Il tira prestement un couteau de dessous son grand manteau, car sans doute il croyait que j'allais gagner la récompense en le livrant aux habits rouges.

Je lui dis que son secret était en sûreté avec moi et je lui demandai s'il savait que vous étiez prisonnier.

Il me répondit qu'il le savait et qu'il prenait sur lui de faire qu'il ne vous arrivât rien de fâcheux, et pourtant, à vrai dire il me semblait qu'il avait assez de besogne à arranger sa voilure sans se mêler de piloter un autre.

Mais je le quittai là et c'est la que je le retrouverai s'il s'est mal conduit envers vous.

—Eh bien, dis-je, je suis tout à fait content qu'il ait trouvé ce refuge.

Nous nous sommes séparés à propos d'une différence d'opinion, mais je n'ai aucun motif de me plaindre de lui. Il m'a témoigné de la bonté et même de l'amitié de bien des manières.

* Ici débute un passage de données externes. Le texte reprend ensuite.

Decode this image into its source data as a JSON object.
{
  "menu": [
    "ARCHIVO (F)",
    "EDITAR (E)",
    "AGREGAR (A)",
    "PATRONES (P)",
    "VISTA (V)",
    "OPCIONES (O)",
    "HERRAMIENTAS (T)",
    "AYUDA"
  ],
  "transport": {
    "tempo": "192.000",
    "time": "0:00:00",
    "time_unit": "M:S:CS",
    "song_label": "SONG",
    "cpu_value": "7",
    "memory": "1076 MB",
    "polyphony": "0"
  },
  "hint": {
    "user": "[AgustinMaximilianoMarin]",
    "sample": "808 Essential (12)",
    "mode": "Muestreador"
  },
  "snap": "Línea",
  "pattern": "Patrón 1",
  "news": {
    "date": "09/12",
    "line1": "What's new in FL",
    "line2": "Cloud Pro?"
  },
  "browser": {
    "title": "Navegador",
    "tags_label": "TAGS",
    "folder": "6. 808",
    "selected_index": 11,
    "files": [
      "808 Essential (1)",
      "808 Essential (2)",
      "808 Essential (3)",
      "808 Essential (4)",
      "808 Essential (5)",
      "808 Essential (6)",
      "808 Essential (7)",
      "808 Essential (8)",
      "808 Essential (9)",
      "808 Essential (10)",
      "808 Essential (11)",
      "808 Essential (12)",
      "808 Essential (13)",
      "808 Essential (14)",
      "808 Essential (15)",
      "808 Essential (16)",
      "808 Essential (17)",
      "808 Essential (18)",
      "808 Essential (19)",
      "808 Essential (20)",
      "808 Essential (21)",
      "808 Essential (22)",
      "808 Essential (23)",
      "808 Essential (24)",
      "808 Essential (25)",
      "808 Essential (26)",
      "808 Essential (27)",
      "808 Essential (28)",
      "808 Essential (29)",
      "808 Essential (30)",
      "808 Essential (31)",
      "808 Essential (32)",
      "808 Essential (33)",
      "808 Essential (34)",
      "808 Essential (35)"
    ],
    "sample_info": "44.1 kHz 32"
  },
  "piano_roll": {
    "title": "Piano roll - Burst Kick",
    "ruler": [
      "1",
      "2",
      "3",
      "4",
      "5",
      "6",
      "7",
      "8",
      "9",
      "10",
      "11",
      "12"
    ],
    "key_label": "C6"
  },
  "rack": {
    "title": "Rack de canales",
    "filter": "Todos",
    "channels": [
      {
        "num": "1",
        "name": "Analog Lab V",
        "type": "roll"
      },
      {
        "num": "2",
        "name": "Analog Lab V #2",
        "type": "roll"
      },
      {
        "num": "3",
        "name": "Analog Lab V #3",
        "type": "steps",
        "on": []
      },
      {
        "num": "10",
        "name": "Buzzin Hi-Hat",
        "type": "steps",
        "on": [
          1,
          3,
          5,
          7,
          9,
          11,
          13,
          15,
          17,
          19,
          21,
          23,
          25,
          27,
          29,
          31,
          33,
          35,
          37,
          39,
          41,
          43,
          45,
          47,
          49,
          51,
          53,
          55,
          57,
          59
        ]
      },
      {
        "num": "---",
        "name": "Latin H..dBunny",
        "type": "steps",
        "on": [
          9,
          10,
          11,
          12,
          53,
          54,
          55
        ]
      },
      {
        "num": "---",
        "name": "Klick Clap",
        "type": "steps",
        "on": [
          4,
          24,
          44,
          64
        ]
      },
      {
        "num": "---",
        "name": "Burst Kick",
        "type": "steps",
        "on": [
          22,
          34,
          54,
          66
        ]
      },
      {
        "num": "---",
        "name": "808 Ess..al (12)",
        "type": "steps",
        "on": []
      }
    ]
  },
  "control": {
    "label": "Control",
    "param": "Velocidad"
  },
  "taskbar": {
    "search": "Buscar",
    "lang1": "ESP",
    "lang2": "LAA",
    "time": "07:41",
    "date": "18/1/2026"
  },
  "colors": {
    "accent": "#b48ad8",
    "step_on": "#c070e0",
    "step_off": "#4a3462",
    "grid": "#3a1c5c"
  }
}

—Il est aussi rusé qu'un employé du comptable, fit Salomon. J'ai vu Ruben Lockarby, qui vous envoie son affection. Il est encore retenu sur sa couchette par sa blessure, mais il est bien traité.

Le major Ogilvy me dit qu'il a si bien parlé pour lui qu'il a toutes les chances possibles d'obtenir son acquittement, d'autant plus sûrement qu'il n'était pas présent à la bataille.

Vous auriez, à son avis, de plus grandes chances d'être amnistié si vous aviez combattu moins vaillamment, mais vous vous êtes signalé comme un homme dangereux, surtout parce que vous vous êtes concilié l'affection de bien des gens du petit peuple parmi les rebelles.

Le bon vieux marin resta avec moi jusqu'à une heure avancée de la nuit, à écouter le récit de mes aventures, et à me conter à son tour les naïfs commérages du village, qui intéressent le voyageur lointain plus que ne saurait le faire la naissance et la chute des empires.